CS: I think it’s a very healthy diet. It’s balanced because of the presence of dairy products…



DH: Experts say that a Jain diet contains all the nutrients necessary for a healthy diet, and it is restrictive.



Having a stricter diet than even your average vegetarian makes it difficult to determine not only what you should put in your body, but what you should wear on it. For Falguni Doshi, another Jain by birth, the restrictions of her faith present daily dilemmas – some of which have nothing to do with food.
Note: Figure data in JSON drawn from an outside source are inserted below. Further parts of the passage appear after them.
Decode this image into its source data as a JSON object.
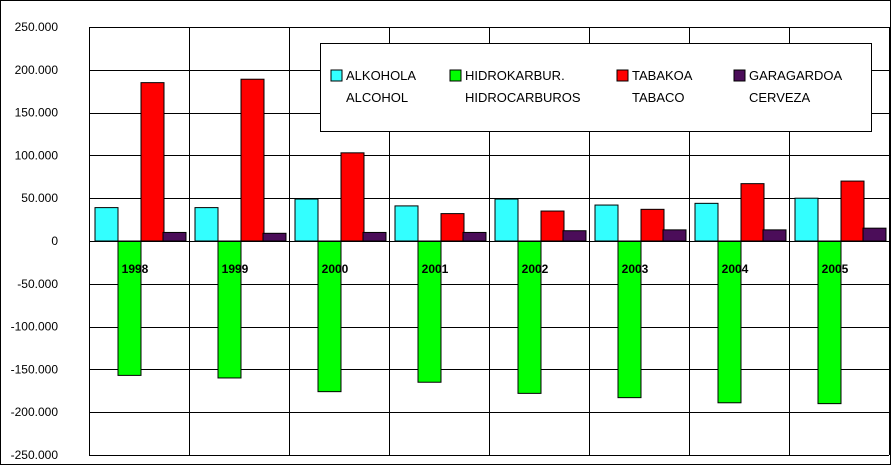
{
  "chart_data": {
    "type": "bar",
    "title": "",
    "xlabel": "",
    "ylabel": "",
    "categories": [
      "1998",
      "1999",
      "2000",
      "2001",
      "2002",
      "2003",
      "2004",
      "2005"
    ],
    "series": [
      {
        "name": "ALKOHOLA ALCOHOL",
        "label_lines": [
          "ALKOHOLA",
          "ALCOHOL"
        ],
        "color": "#33ffff",
        "values": [
          39000,
          39000,
          49000,
          41000,
          49000,
          42000,
          44000,
          50000
        ]
      },
      {
        "name": "HIDROKARBUR. HIDROCARBUROS",
        "label_lines": [
          "HIDROKARBUR.",
          "HIDROCARBUROS"
        ],
        "color": "#00ff00",
        "values": [
          -157000,
          -160000,
          -176000,
          -165000,
          -178000,
          -183000,
          -189000,
          -190000
        ]
      },
      {
        "name": "TABAKOA TABACO",
        "label_lines": [
          "TABAKOA",
          "TABACO"
        ],
        "color": "#ff0000",
        "values": [
          185000,
          189000,
          103000,
          32000,
          35000,
          37000,
          67000,
          70000
        ]
      },
      {
        "name": "GARAGARDOA CERVEZA",
        "label_lines": [
          "GARAGARDOA",
          "CERVEZA"
        ],
        "color": "#4b0d59",
        "values": [
          10000,
          9000,
          10000,
          10000,
          12000,
          13000,
          13000,
          15000
        ]
      }
    ],
    "ylim": [
      -250000,
      250000
    ],
    "yticks": [
      250000,
      200000,
      150000,
      100000,
      50000,
      0,
      -50000,
      -100000,
      -150000,
      -200000,
      -250000
    ],
    "ytick_labels": [
      "250.000",
      "200.000",
      "150.000",
      "100.000",
      "50.000",
      "0",
      "-50.000",
      "-100.000",
      "-150.000",
      "-200.000",
      "-250.000"
    ],
    "grid": true,
    "legend_position": "top-right"
  }
}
Falguni Doshi: Even when you think about clothes, if you’re buying your shoes, they’re probably, some of them may have leather, and a lot of people try to avoid it. If I can, I try to avoid it, but sometimes the nicer shoes or the nicer purses will have leather, and I guess…Jainism is a philosophy, and you follow it to the extent you want to follow it.



DH: Jainism is tolerant. It provides wiggle room for the conscience, an opening for the individual interpretation of tenets, a way to shape the faith to meet the dietary demands – and desires – of our material world.



At lunch, there’s an unmistakable blast of garlic coming from one of those spicy sauces. The stinking rose is, of course, forbidden by the strict Jain diet. It’s on the table because people like it. Accommodations such as these are fundamental to Jainism. To live a purely Jain life, to avoid injury to everything, would preclude even drinking water, which contains microscopic organisms. So allowances are accepted; exceptions, made.



Urmila explains that recognizing one’s limitations is part of what it means to eat Jain.



UT: Jainism allows that you go only as far as you want to go in terms of practicing your Jainism. So, it’s spiritual levels, it’s a ladder, and as you go into higher levels of spirituality, you automatically don’t eat certain foods



DH: Perhaps the Jain diet can become second nature, yet with the range of tempting food options laid before us at markets and restaurants, it seems more difficult than ever to relinquish our position at the top of the food chain.



For Eight Forty-Eight on Chicago Public Radio, I’m David Hammond.